The Crowe report was commissioned by An Garda Síochána in February 2024 and published in April 2025 after site visits to six divisions and data analysis.
Supervisors told reviewers a minority of members do “the bare minimum or less” with examples of patrol cars parked out of sight and shifts ending with no detections. The review found productivity often depends on individual work ethic and interest.
Some members openly said they disliked the job and were “eagerly looking forward to retirement,” according to the report.
Supervisors reported they felt unable to tackle poor performance because of how the PALF policy is interpreted.
The report says there was “considerable frustration” among supervisors who believed “there is little or nothing” they could do, with some saying “in effect, no supervising was taking place.”
It adds that managers were apprehensive that trying to impose sanctions would cause industrial relations problems with the GRA.
The review highlights supervisory gaps, including unsupervised shifts and cases where supervisors lacked the qualifications to drive RPU vehicles.

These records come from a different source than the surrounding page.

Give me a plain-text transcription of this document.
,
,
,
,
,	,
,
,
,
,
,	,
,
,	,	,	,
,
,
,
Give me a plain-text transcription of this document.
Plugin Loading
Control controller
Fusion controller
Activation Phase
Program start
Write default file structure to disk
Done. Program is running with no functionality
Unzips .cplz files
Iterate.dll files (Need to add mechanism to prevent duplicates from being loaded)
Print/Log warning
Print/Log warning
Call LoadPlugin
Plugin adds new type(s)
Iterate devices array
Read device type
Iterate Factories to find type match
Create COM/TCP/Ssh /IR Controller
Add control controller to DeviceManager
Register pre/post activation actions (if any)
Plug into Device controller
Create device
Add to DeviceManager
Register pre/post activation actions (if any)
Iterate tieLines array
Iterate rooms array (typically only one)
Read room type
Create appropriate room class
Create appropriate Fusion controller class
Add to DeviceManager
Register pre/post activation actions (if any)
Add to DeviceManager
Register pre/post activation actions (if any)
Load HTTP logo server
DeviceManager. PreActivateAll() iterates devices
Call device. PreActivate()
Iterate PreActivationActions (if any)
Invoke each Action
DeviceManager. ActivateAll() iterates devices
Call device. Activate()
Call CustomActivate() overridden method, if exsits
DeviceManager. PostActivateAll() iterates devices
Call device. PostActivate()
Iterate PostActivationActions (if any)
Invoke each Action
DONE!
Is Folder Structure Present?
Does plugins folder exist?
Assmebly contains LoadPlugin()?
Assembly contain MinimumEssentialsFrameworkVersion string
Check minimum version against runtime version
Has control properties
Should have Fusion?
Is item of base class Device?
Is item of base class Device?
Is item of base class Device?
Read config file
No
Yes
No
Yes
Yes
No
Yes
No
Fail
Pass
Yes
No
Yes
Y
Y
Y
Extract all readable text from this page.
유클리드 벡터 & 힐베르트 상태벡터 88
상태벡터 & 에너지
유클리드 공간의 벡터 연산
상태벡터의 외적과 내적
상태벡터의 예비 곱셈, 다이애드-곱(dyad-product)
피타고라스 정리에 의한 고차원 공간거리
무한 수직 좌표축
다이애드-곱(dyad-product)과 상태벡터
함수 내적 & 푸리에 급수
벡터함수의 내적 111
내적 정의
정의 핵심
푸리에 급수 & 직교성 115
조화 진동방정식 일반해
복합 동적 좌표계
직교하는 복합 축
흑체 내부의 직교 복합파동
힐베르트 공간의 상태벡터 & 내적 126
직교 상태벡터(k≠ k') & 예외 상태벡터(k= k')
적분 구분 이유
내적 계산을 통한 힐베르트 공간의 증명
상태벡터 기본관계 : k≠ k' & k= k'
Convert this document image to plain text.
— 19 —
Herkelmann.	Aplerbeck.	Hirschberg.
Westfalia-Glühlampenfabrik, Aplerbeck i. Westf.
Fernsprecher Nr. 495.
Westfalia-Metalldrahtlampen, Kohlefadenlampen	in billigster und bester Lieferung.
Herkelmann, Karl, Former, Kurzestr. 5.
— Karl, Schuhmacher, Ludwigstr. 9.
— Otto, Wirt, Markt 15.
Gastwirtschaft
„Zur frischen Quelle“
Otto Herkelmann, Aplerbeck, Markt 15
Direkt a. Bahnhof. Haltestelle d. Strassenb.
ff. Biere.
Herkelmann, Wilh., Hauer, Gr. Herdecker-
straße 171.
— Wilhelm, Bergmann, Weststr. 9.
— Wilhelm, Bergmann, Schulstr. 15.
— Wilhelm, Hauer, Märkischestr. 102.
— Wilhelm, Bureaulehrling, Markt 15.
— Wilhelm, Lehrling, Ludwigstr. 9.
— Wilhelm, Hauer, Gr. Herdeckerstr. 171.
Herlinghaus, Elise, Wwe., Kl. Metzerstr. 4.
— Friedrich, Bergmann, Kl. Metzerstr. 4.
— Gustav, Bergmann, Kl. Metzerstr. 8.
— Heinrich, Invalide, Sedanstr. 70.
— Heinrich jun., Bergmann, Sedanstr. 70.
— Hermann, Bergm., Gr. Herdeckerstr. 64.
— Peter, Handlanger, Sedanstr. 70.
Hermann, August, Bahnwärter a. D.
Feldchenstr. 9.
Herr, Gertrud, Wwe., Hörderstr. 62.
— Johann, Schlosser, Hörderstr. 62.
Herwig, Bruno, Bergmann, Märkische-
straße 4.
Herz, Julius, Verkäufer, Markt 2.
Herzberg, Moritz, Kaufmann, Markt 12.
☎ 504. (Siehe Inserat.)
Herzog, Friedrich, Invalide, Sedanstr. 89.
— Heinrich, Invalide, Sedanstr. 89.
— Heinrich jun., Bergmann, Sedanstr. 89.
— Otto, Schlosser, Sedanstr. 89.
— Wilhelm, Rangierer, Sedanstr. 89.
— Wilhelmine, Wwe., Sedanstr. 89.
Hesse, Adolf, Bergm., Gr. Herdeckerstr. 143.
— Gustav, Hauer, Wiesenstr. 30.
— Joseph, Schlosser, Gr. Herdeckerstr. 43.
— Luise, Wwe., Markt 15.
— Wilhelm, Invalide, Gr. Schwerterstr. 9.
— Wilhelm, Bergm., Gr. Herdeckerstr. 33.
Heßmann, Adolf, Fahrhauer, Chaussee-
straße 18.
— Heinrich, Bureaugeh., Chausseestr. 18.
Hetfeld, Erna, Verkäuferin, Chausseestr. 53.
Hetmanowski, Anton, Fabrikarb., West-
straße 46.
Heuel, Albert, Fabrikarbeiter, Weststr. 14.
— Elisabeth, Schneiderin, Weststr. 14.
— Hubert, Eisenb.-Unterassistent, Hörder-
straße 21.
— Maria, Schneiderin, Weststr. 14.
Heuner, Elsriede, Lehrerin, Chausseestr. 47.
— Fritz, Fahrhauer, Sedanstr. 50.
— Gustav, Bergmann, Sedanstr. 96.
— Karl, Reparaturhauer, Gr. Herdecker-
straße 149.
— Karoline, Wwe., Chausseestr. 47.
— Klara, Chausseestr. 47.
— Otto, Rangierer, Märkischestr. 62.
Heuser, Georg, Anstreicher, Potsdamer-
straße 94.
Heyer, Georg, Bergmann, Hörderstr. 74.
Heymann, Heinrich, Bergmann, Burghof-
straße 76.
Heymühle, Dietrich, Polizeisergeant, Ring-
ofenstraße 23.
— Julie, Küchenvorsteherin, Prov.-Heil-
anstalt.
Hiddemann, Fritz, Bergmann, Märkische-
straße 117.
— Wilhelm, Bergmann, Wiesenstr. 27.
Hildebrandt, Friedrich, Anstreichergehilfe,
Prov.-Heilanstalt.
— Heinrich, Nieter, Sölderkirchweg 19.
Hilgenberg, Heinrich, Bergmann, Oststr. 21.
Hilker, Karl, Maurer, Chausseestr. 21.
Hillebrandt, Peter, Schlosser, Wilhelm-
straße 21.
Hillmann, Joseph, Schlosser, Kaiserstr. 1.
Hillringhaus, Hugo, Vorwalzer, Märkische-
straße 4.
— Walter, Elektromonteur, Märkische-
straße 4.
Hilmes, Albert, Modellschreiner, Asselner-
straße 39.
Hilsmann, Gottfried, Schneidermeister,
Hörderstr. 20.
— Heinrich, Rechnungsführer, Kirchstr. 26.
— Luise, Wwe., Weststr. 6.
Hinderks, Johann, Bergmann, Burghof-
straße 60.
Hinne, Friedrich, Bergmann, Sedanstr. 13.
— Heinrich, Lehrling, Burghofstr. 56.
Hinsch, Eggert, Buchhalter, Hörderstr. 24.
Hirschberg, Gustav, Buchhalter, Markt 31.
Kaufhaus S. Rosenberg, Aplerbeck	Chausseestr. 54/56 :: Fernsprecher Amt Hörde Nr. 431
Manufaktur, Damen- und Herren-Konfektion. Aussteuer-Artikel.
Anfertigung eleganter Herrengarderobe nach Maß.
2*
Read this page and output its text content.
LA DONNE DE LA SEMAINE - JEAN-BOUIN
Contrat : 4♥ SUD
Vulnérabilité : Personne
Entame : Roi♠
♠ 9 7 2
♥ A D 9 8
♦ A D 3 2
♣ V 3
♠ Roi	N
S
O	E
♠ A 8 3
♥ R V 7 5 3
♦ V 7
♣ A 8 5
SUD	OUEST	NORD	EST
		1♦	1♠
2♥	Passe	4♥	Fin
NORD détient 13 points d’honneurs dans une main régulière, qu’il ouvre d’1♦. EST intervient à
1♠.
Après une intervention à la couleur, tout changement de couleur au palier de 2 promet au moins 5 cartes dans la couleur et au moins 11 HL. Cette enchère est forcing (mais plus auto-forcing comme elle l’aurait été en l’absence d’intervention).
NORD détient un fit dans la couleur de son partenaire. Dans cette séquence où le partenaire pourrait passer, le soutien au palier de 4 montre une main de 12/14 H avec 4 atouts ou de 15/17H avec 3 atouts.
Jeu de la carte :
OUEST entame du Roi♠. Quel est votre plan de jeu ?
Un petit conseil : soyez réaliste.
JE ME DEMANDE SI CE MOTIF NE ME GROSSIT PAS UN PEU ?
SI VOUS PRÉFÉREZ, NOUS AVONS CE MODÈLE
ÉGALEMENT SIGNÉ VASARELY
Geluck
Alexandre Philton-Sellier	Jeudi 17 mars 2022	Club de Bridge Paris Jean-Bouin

On equipment, Crowe observed non‑functioning ANPR systems and noted that in roughly 30% of vehicles they accompanied, ANPR did not work or was slow to activate.
Reviewers also recorded one instance where a driver appeared to obscure the forward‑facing ANPR camera.
The fleet was described as ageing and high‑mileage, with 41% of patrol vehicles over 200,000km and 39% more than six years old in the six divisions visited.
Staffing has fallen sharply, with 623 Gardaí in RPUs as of 31 October 2024 – a 40% reduction from 1,046 in 2009. Vacancies and leave patterns sometimes left no RPU unit operating at the busiest times.
Much of RPU deployment was built around checkpoints, which the report says form the “centrepiece” of day‑to‑day operations.
The report says RPUs did not generally prioritise proactive interdiction of criminal activity on the roads and rarely received intelligence‑led briefings focused on wider crime.
Training issues were cited across divisions, including an over‑reliance on e‑learning and delays in driver training that left some members unable to operate lights and sirens.
The review recommends an immediate overhaul of PALF and the creation of a senior‑led project team to deliver a transformation plan within eight weeks.
Productivity differences between divisions were also documented, with one division 57% more productive than the lowest‑rated division for lifesaver detections in 2023.
The report situates the review against a backdrop of rising road fatalities between 2018 and 2023, with a slight reduction in 2024, according to the Road Safety Authority.